La gestion d'actifs doit s'adapter à la révolution Solvabilité 2

le 08/12/2011 L'AGEFI Quotidien / Edition de 7H

Les nouveaux calculs de risques de marché pour les assureurs conduisent les gérants à repenser leur offre de produits et d'informations

La perspective de l’entrée en vigueur de Solvabilité 2 conduit les sociétés d’assurance à modifier en profondeur leur politique d’investissement. Et la nouvelle prise en compte des risques de marché aura un impact significatif pour le secteur de la gestion d’actifs, contraint de s’adapter aux nouvelles exigences.

«L’impact de Solvabilité 2 sur la gestion d’actifs sera majeur. C’est l’une des zones sur lesquelles Solvabilité 2 aura le plus d’impact d’un point de vue activité», a prévenu Vincent Dupriez, associé chez Ernst & Young, lors d’une présentation des impacts de la réforme sur les gérants d’actifs.

Ils devront fournir aux assureurs des offres leur permettant de mesurer parfaitement leurs risques en fonction des classes d’actifs dans le cadre du calcul de leur SCR (solvency capital ratio). «Les asset managers vont devoir s’habituer à rentrer dans ces process de gestion des risques. Chaque investissement va être passé au crible de grilles d’analyse avant d’être intégré au bilan», souligne Vincent Dupriez.

Les gammes de produits et les données disponibles devront dès lors évoluer. Des réflexions se font notamment sur les véhicules d’investissement. Un fonds ouvert ayant l’inconvénient de réunir plusieurs porteurs de parts aux besoins différents, l’idée de mandats de gestion et de fonds dédiés fait son chemin, afin de rassembler plusieurs assureurs aux bilans comparables sur des supports adaptés à leurs besoins. Quant aux produits, Ernst & Young évoque le développement de positionnements sur des niches rémunératrices et un abandon probable de la multigestion alternative, coûteuse en capital pour les assureurs étant donné la difficulté d’en apprécier le risque.

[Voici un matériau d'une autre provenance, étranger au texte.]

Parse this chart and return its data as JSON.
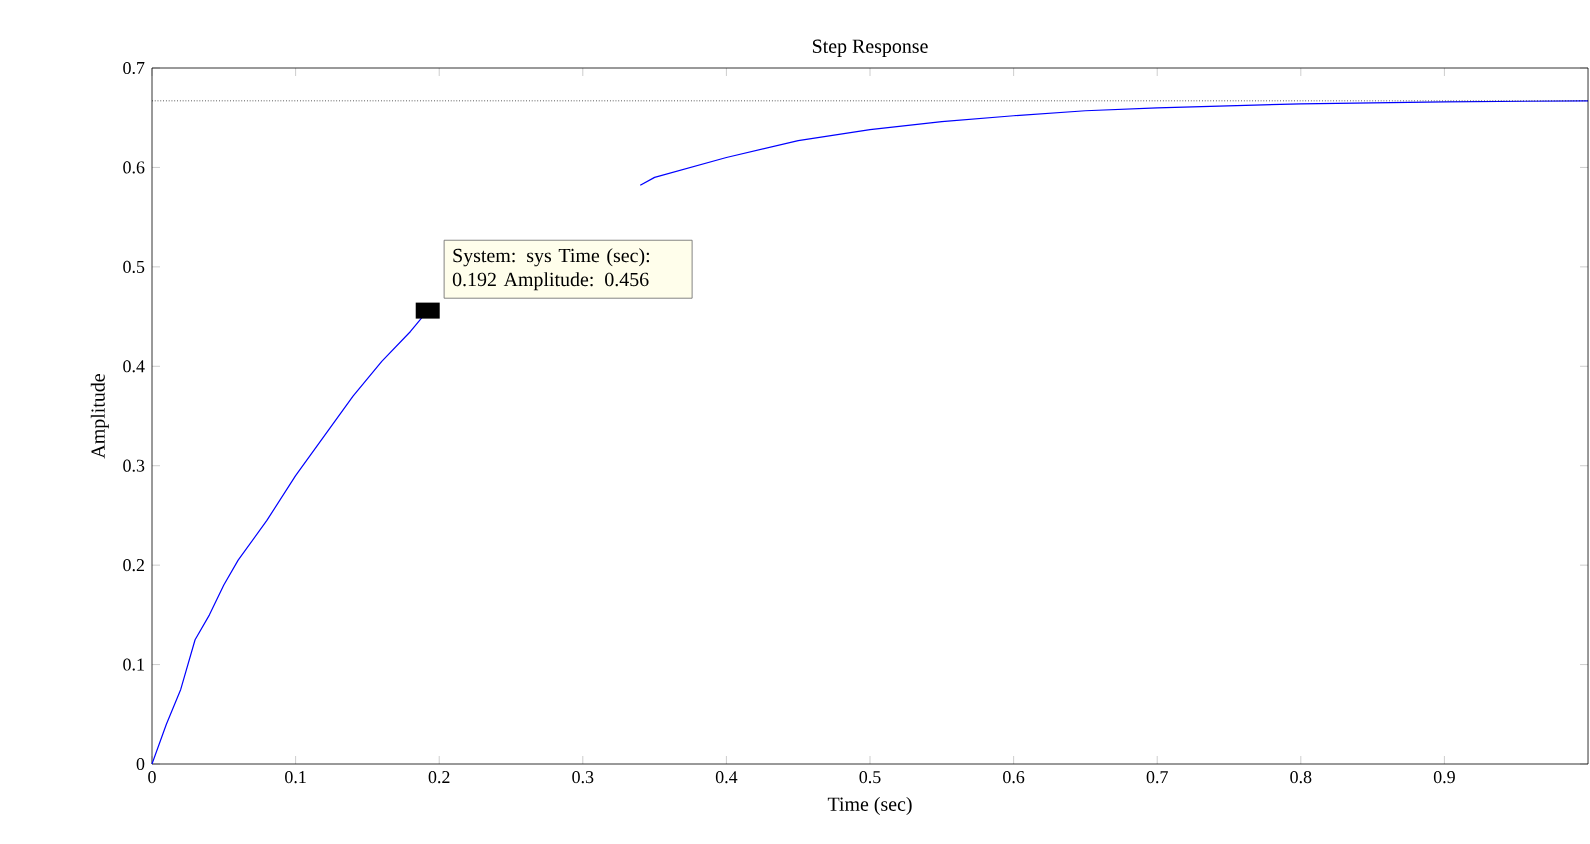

Les gérants devront aussi faire face à une demande d’informations croissante sur leurs produits. Et les données qu’ils fourniront aux assureurs devront pouvoir être auditées, nécessitant d’investir dans les systèmes d’informations. Le travail de reporting sera donc plus lourd pour répondre aux besoins spécifiques de chaque client assureur. Ernst & Young s’interroge d’ailleurs sur le coût difficilement facturable de ces nouveaux services.

Certains chantiers ont déjà été amorcés. Néanmoins, les différents profils des assureurs et le fait que toutes les directives de Solvabilité 2 n’aient pas été finalisées rendent difficile pour l’instant l’élaboration de solutions adaptées.